The evaluation system has failed India’s exam warriors
The CBSE question paper leak controversy may be an opportunity to consider smarter ways of assessment
More than 16 lakh students wrote the matriculate exam this month. Spread over f our weeks, the Central Board of Secondary Education (CBSE) had made the class 10 examinations mandatory after a gap of eight years. In 2009, arguing that the stress of a public examination was too much to handle for class 10 students, the CBSE had declared it optional. On March 28 this year, candidates, teachers and parents were looking forward to the culmination of the nerve-racking exam process. But within an hour of taking the maths exam, even as students were breathing a collective sigh of relief, came the news that the board had ordered a retest. The reason, according to a statement issued by the CBSE, was to “uphold the sanctity of the Board examina- tions and in the interest of fairness to the students”. The trigger was the alleged leak of the question paper on social media.
Try explaining this to a 15-year-old who has overcome her fear of numbers, theorems, formulas and trigonometry with great difficulty. “How can the paper be leaked?” asked my daughter. “Will the Board ensure that those who attempted it fair and square are not penalised the next time?” Looking at her face which was a mix of injury and incredulity, I realised it wasn’t the best time to play the CBSE’S advocate.
At the dinner table on Tuesday, when she had stolen a few minutes away from solving a sample paper, her parents had promised her a short break in the hills after the exams. Her grandmother had handed her a handwritten good-luck note and assured her that the reward of all the hard work she had done will be her being able to select the stream of her choice in class 11. Today, the family is thinking of ways not to upset her fragile state of mind and urging her to hang in there in exam mode for a few more days.

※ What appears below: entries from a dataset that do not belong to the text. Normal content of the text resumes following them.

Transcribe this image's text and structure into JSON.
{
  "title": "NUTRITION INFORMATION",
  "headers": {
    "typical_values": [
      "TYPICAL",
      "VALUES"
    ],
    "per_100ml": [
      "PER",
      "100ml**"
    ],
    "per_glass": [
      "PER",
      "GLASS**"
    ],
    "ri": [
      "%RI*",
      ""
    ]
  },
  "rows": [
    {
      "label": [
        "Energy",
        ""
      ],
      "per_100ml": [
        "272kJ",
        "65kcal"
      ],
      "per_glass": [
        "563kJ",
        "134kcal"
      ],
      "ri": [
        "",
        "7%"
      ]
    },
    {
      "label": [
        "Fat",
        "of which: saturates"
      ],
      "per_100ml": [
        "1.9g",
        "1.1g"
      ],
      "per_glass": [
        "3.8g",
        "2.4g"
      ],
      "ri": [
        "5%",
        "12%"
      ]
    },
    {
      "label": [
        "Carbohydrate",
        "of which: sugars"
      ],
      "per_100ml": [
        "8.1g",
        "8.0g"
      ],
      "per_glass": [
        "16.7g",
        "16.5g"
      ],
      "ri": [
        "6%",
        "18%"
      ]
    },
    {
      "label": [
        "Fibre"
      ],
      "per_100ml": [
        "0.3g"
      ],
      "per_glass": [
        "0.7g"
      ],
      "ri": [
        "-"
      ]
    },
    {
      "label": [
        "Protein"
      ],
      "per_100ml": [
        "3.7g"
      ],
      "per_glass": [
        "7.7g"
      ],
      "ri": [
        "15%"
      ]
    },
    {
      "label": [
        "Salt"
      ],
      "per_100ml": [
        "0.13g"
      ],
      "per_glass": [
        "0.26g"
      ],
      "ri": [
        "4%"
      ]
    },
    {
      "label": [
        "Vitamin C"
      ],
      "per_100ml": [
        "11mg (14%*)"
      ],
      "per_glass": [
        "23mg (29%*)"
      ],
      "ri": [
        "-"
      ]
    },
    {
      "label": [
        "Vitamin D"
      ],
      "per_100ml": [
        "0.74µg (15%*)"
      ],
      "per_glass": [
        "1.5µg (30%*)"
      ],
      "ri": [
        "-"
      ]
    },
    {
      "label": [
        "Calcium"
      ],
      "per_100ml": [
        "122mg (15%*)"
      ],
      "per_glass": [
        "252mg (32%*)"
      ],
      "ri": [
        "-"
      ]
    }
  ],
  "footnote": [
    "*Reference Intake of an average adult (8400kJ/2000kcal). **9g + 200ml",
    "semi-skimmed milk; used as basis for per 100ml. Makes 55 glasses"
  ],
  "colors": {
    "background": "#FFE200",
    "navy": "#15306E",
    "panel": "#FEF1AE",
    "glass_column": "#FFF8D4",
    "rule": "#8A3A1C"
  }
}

The order for the retests came on the back of a CBI probe ordered by the government on March 5 into the alleged leak of a paper of the Combined Graduate Level examination conducted by the Staff Selection Commission.
Why is it so difficult for the CBSE, the country’s premier national school board, to conduct free and fair exams? State boards with fewer resources are fighting exam malpractices in their own ways. The West Bengal exam board even put microchips in question paper packets. When Uttar Pradesh cracked down on cheating this year, using CCTVS, video recordings and an elaborate frisking exercise in which many girls were asked to remove hairpins and boys mandated to wear short-sleeve shirts so they couldn’t carry in chits, more than 10 lakh candidates dropped out of the state board exams. In March 2016, exam papers for the chemistry pre-university course in Karnataka were leaked twice within 10 days. Several thousands had to take the exam three times. How can we ensure it won’t happen at the national level again?
It is no secret that the subject of examinations is close to Prime Minister Narendra Modi’s heart. He has written a book about it and even gave tips to beat exam stress to school students in Delhi on February 16. HRD Minister Prakash Javadekar has promised that Monday onward, the exams will be made “foolproof” through use of technology. Did the CBSE have to wait for this disaster before it could think of this? Should the government hold the CBSE chairperson, who said she had received the leaked paper on the eve of the exam, accountable?
Beyond blaming the board, should we examine whether the evaluation system is overburdened? Are smarter ways of assessment the solution? Does former HRD minister Kapil Sibal’s 2009 decision to scrap the class 10 exams and adopt a grading system needs to be revived? The answers to these may help us stem the rot in the long run. For now, the anxiety among more than two million students about whether the exam they take will again be leaked has to be allayed.